La procedura, risalente nel tempo, nella codificazione rimanda al "Malleus maleficarum". Il testo era diviso in tre parti: "concurrentia ad maleficia, maleficiorum effectus, remedia adversus maleficia". All'inquisitore era sufficiente attribuire una colpa per formulare una accusa, ricercare i reati ed acquisirne le prove con tutti i mezzi leciti e illeciti.
I fatti narrati parlano della "discrezionalità" dell’inquisitore, nell'attivazione di ufficio dell'azione penale, anche per anonima denuncia. L'imputato veniva considerato colpevole senza il bisogno di dimostrare la fondatezza dell'imputazione.
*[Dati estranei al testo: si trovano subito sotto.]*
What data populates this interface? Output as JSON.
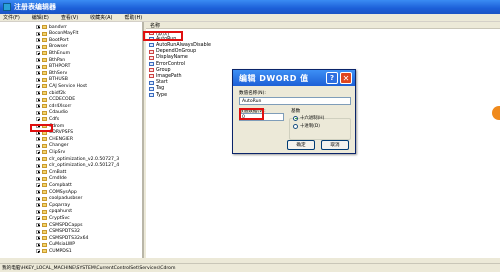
{
  "window": {
    "title": "注册表编辑器"
  },
  "menu": [
    "文件(F)",
    "编辑(E)",
    "查看(V)",
    "收藏夹(A)",
    "帮助(H)"
  ],
  "tree": {
    "items": [
      "bandvrr",
      "BoconMayFlt",
      "BootPort",
      "Browser",
      "BthEnum",
      "BthPan",
      "BTHPORT",
      "BthServ",
      "BTHUSB",
      "CAJ Service Host",
      "cbidf2k",
      "CCDECODE",
      "cdr4Xsorr",
      "Cdaudio",
      "Cdfs",
      "Cdrom",
      "CDRVPSFS",
      "CHENGIER",
      "Changer",
      "ClipSrv",
      "clr_optimization_v2.0.50727_3",
      "clr_optimization_v2.0.50127_4",
      "CmBatt",
      "CmdIde",
      "Compbatt",
      "COMSysApp",
      "coolpadusbser",
      "Cpqarray",
      "cpqahurst",
      "CryptSvc",
      "CSMSPDCapps",
      "CSMSPDTS32",
      "CSMSPDTS32x64",
      "CuMsiaLWP",
      "CUMPDS1"
    ]
  },
  "list": {
    "column_name": "名称",
    "items": [
      {
        "name": "(默认)",
        "type": "sz"
      },
      {
        "name": "AutoRun",
        "type": "dword"
      },
      {
        "name": "AutoRunAlwaysDisable",
        "type": "dword"
      },
      {
        "name": "DependOnGroup",
        "type": "sz"
      },
      {
        "name": "DisplayName",
        "type": "sz"
      },
      {
        "name": "ErrorControl",
        "type": "dword"
      },
      {
        "name": "Group",
        "type": "sz"
      },
      {
        "name": "ImagePath",
        "type": "sz"
      },
      {
        "name": "Start",
        "type": "dword"
      },
      {
        "name": "Tag",
        "type": "dword"
      },
      {
        "name": "Type",
        "type": "dword"
      }
    ]
  },
  "dialog": {
    "title": "编辑 DWORD 值",
    "value_name_label": "数值名称(N):",
    "value_name": "AutoRun",
    "value_data_label": "数值数据(V):",
    "value_data": "0",
    "base_label": "基数",
    "hex_label": "十六进制(H)",
    "dec_label": "十进制(D)",
    "ok_label": "确定",
    "cancel_label": "取消",
    "help_glyph": "?",
    "close_glyph": "✕"
  },
  "status": {
    "path": "我的电脑\\HKEY_LOCAL_MACHINE\\SYSTEM\\CurrentControlSet\\Services\\Cdrom"
  },
  "colors": {
    "highlight": "#e01010",
    "titlebar": "#1c5fd8"
  }
}
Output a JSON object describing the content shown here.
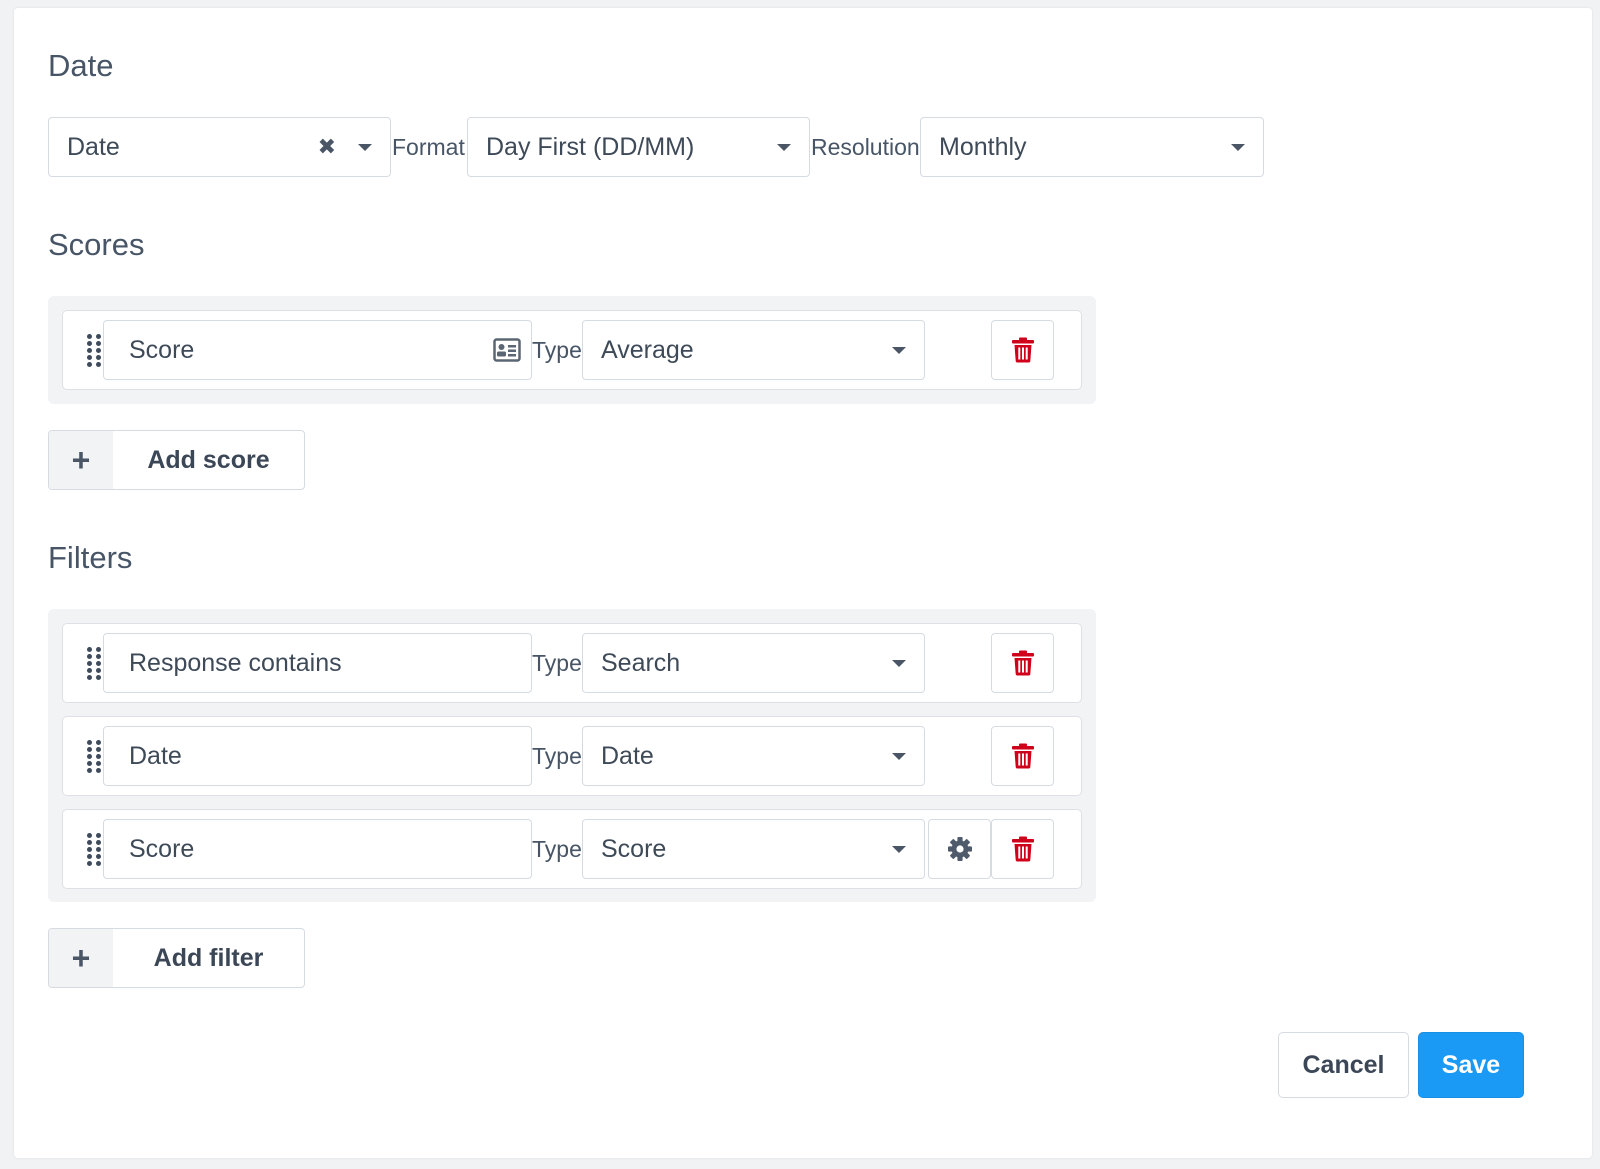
{
  "date_section": {
    "title": "Date",
    "field_value": "Date",
    "format_label": "Format",
    "format_value": "Day First (DD/MM)",
    "resolution_label": "Resolution",
    "resolution_value": "Monthly"
  },
  "scores_section": {
    "title": "Scores",
    "rows": [
      {
        "name": "Score",
        "type_label": "Type",
        "type_value": "Average",
        "icons": [
          "card-icon",
          "trash-icon"
        ]
      }
    ],
    "add_label": "Add score"
  },
  "filters_section": {
    "title": "Filters",
    "rows": [
      {
        "name": "Response contains",
        "type_label": "Type",
        "type_value": "Search",
        "icons": [
          "trash-icon"
        ]
      },
      {
        "name": "Date",
        "type_label": "Type",
        "type_value": "Date",
        "icons": [
          "trash-icon"
        ]
      },
      {
        "name": "Score",
        "type_label": "Type",
        "type_value": "Score",
        "icons": [
          "gear-icon",
          "trash-icon"
        ]
      }
    ],
    "add_label": "Add filter"
  },
  "footer": {
    "cancel_label": "Cancel",
    "save_label": "Save"
  },
  "colors": {
    "primary": "#1a9af5",
    "danger": "#d0021b",
    "text": "#3e4a58",
    "border": "#d6dbe1",
    "group_bg": "#f2f3f5"
  }
}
Il rituale prevedeva poteri processuali per la formazione della prova, le deposizioni venivano svolte in gran segreto e le trascrizioni verbalizzate nelle tesi accusatorie come presunzione di reità che tradivano nel linguaggio la tecnica del sospetto e del dubbio. Si procedeva con allusioni, calunnie, insinuazioni fino all'illazione e diffamazione nella presunzione di colpevolezza.
Nell’interrogatorio, se le risposte dell’accusato risultavano poco convincenti si riteneva legittimo l'uso delle pene corporali, "ad tormentum", un misto di tortura "ad uso exstirpanda" che cessava con l'esito finale, nelle diverse modalità "aliquem crudelissime interficio" dell'esecuzione della pena capitale.